In the past 13 seasons, on average 1.15 newly promoted teams have been relegated: occasionally 0 teams, usually 1 team and sometimes 2 of them. And a team in just its second season in the top flight, who perhaps benefited from a little luck in their first season, has been relegated 0.54 times. That’s about 1.7 teams – this year potentially 1-2 teams from Cardiff, Hull, Crystal Palace, West Ham and Southampton.
I think the below graphs give some insight into the potential for luck in the league for the middlish teams.
What about ratios?
In terms of goals conceded, it’s a different picture – only the top 3 really seem to have a knack of preventing goals significantly whilst actually pos 14 and below are significant in terms of an aptitude to ship goals.
The pictures suggest that scoring goals is relatively more important to teams at the top of the table, whilst stopping goals is more important to teams in the bottom half.
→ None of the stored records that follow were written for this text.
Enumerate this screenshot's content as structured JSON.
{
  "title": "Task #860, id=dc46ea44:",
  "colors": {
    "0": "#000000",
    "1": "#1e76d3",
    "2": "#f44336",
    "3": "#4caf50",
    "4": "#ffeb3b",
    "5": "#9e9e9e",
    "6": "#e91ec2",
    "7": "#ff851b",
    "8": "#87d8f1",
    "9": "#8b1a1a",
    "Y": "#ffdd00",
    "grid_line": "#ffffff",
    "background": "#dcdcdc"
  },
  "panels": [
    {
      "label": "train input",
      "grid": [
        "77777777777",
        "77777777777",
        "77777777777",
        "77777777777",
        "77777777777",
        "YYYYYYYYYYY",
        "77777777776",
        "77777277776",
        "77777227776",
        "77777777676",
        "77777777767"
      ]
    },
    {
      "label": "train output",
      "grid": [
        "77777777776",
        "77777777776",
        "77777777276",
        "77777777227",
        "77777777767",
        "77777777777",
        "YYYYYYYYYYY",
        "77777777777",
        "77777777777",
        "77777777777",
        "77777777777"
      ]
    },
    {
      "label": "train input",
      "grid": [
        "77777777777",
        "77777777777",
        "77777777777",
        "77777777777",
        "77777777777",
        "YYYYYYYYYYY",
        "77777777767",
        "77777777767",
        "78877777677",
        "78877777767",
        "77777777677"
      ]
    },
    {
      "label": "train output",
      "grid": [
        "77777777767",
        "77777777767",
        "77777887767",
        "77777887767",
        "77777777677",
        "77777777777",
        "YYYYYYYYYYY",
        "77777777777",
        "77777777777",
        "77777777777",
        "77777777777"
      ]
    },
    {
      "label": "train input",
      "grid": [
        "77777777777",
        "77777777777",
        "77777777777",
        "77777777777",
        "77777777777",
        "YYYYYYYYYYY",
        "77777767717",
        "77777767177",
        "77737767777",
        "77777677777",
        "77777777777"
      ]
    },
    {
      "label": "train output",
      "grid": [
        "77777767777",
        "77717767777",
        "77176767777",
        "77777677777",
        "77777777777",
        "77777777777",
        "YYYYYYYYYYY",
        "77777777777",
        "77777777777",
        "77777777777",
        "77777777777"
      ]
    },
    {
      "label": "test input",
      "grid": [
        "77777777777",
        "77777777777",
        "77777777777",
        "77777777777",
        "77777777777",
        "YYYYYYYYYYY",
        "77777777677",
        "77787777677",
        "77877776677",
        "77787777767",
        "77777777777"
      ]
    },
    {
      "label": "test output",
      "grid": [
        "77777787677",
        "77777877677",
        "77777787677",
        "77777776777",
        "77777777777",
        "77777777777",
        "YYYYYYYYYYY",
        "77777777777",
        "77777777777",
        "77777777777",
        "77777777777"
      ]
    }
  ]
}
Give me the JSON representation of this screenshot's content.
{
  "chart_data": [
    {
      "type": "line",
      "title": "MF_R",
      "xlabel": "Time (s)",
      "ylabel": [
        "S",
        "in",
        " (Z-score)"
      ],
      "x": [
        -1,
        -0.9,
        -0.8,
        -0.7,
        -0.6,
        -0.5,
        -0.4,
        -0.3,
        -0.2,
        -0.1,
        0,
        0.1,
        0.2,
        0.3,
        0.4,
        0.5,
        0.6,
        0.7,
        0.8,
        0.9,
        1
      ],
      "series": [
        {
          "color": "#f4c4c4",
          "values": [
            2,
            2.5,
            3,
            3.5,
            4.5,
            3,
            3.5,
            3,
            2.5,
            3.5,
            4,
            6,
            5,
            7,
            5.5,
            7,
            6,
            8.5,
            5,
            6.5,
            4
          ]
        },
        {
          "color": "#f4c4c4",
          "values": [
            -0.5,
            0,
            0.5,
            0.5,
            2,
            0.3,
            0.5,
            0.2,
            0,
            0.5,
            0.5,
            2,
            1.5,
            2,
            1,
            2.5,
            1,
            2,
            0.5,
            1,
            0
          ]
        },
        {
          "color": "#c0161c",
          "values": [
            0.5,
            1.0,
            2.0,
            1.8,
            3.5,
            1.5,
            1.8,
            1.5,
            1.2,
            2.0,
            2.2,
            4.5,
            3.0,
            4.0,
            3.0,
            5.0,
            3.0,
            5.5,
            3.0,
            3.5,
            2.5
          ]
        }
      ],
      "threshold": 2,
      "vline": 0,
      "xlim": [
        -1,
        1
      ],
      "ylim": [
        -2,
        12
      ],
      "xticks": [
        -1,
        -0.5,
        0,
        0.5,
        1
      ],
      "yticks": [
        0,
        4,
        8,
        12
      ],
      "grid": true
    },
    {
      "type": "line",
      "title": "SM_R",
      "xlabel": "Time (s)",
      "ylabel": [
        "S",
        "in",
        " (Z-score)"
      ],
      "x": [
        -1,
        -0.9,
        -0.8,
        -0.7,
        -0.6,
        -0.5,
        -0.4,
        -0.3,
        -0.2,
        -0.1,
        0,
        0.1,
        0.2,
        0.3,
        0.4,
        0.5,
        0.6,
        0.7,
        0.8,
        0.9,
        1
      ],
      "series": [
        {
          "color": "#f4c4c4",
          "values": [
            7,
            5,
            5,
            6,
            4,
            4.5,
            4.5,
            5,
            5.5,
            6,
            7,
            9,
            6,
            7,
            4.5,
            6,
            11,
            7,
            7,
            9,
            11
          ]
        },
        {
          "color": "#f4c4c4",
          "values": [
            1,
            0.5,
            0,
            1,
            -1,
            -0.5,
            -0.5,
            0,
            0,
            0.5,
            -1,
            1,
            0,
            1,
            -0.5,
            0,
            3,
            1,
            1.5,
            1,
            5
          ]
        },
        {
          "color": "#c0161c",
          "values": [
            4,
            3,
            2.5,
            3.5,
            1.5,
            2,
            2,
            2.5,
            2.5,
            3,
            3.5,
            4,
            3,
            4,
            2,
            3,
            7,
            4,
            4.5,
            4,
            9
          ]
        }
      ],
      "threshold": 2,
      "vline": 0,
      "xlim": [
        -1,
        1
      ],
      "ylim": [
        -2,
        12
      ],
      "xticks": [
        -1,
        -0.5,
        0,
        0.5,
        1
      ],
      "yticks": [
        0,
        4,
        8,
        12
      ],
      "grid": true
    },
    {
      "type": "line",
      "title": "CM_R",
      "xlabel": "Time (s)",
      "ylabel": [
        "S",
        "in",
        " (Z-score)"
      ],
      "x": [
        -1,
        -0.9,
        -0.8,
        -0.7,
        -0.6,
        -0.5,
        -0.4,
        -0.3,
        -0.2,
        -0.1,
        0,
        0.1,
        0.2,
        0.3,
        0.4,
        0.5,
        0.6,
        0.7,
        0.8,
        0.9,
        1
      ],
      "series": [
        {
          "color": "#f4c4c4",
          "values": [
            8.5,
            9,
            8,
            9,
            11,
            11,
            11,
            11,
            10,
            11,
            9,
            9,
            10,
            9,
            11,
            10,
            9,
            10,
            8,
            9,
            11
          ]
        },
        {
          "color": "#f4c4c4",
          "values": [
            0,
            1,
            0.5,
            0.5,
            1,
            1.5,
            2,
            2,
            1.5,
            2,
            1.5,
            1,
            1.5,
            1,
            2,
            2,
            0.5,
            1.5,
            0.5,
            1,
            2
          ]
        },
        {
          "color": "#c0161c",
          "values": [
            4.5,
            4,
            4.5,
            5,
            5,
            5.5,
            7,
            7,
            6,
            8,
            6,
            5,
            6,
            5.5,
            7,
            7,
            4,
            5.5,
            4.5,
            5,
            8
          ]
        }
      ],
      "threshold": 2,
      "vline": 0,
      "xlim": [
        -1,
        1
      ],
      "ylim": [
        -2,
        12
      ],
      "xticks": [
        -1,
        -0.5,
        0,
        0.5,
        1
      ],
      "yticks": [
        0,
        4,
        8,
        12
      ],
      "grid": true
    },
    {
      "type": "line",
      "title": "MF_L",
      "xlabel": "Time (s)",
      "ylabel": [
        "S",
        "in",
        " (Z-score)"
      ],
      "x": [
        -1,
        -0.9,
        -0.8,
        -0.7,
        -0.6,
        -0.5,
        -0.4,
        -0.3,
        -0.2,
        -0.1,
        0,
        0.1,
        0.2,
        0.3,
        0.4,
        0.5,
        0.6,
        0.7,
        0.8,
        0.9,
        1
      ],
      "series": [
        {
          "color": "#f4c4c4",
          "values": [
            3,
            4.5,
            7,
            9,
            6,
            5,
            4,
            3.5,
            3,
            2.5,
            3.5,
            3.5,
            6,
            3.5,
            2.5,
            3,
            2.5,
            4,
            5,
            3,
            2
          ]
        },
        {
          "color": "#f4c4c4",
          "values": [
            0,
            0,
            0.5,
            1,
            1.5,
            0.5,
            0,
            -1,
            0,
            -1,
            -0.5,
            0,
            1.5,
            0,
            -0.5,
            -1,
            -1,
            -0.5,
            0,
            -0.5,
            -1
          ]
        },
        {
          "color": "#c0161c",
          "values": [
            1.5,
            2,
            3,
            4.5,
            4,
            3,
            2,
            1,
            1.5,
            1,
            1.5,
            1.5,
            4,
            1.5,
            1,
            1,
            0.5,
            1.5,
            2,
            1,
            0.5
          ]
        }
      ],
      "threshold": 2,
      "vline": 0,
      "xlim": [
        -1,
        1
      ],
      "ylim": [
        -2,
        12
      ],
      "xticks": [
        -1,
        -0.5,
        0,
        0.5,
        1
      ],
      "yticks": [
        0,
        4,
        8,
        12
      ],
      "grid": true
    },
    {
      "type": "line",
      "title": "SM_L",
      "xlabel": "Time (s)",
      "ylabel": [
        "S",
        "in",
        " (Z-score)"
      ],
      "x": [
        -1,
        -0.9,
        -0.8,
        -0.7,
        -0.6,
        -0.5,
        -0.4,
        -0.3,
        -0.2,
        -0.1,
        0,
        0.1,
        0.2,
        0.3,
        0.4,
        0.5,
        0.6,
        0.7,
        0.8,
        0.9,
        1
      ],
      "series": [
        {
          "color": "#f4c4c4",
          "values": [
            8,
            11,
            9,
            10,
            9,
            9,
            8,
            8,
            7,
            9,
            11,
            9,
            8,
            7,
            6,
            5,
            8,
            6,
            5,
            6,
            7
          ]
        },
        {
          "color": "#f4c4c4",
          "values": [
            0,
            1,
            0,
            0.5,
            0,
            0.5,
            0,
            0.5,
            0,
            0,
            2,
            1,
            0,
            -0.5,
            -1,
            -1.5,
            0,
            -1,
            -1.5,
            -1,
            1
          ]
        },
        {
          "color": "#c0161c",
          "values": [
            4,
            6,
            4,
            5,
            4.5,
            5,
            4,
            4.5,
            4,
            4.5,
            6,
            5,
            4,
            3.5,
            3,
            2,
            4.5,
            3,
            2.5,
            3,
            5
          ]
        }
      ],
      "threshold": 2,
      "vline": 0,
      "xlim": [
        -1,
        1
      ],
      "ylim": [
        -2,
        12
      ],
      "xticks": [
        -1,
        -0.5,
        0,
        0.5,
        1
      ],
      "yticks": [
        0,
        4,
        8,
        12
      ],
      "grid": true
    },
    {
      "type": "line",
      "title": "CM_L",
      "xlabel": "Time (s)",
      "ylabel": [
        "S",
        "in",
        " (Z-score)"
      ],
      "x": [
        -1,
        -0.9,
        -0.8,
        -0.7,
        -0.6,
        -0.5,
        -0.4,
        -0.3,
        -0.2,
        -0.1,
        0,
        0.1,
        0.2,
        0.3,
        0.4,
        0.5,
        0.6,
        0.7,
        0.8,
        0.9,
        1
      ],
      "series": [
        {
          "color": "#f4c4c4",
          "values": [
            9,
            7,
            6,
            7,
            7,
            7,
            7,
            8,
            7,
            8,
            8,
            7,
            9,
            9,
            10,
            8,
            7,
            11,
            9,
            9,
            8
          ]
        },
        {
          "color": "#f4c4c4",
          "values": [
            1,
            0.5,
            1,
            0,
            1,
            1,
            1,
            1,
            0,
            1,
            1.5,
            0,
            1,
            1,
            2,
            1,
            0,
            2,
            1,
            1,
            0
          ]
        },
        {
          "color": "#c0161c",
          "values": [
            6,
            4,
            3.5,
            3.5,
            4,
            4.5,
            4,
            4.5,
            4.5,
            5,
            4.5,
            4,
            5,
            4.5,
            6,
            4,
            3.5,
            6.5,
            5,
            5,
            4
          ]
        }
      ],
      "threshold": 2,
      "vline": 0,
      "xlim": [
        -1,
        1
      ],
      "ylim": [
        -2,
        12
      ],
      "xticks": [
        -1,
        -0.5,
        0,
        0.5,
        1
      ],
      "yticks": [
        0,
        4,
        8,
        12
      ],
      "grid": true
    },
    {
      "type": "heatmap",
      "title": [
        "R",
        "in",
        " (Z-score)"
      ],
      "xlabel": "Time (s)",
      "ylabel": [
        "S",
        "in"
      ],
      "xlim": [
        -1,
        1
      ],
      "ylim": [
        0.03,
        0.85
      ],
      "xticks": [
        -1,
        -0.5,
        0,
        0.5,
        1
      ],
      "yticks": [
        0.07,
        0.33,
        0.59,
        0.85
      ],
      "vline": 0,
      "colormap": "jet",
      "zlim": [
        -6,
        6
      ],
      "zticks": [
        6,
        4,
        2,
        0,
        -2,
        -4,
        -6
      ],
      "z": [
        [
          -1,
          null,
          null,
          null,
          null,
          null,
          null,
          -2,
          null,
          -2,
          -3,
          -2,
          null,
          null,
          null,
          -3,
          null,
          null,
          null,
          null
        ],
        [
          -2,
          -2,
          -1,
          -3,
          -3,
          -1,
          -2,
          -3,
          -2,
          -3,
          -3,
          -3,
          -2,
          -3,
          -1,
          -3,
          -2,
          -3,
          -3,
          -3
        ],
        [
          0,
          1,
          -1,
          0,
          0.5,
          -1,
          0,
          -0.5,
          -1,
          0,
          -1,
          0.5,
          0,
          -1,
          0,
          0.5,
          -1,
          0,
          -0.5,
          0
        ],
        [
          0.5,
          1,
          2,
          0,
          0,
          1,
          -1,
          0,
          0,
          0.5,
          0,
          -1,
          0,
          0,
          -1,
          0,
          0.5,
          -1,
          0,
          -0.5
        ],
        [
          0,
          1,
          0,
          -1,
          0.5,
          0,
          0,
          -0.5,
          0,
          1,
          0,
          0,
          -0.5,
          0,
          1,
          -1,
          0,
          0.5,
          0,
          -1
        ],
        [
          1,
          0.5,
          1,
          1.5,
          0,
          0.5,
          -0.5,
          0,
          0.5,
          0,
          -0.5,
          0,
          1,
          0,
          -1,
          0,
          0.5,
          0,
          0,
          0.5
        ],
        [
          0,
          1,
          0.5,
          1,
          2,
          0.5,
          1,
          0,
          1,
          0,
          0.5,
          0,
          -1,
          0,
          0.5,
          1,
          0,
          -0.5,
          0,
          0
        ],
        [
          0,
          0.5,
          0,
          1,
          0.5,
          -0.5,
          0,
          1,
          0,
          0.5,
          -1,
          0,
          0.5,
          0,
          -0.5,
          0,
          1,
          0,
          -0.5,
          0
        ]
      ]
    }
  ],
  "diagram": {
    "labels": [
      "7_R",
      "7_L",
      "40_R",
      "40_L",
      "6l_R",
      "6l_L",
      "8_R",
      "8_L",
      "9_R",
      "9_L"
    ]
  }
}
For example, the average number of goals scored by the team in 18th is 39 goals whilst the average scored by the team in 8th is ~49 goals, a difference of 10. Conversely, the team in 18th concedes about 64 goals per season vs 46 conceded by the team in 8th: a difference of 18. A team expecting a relegation battle is therefore more suited to investing in their defence to reduce the number of goals they concede – as this is the ‘easier’ area for them to make an improvement.
What about the team in 8th that wants to challenge for 4th? Well, 4th place generally scores 65 goals and concedes 39, +16 and -7 respectively compared to the team in 8th. In this case, improving goalscoring should arguably be the priority.
To summarise my thoughts for this piece, really there is a place for both macro and micro analysis in football analytics, despite the clear focus on micro factors by analysts in general. But macro analysis cannot be discounted, and can serve as a helpful guide to direct micro analysis and provide greater certainty that the research we are producing is truly worthwhile.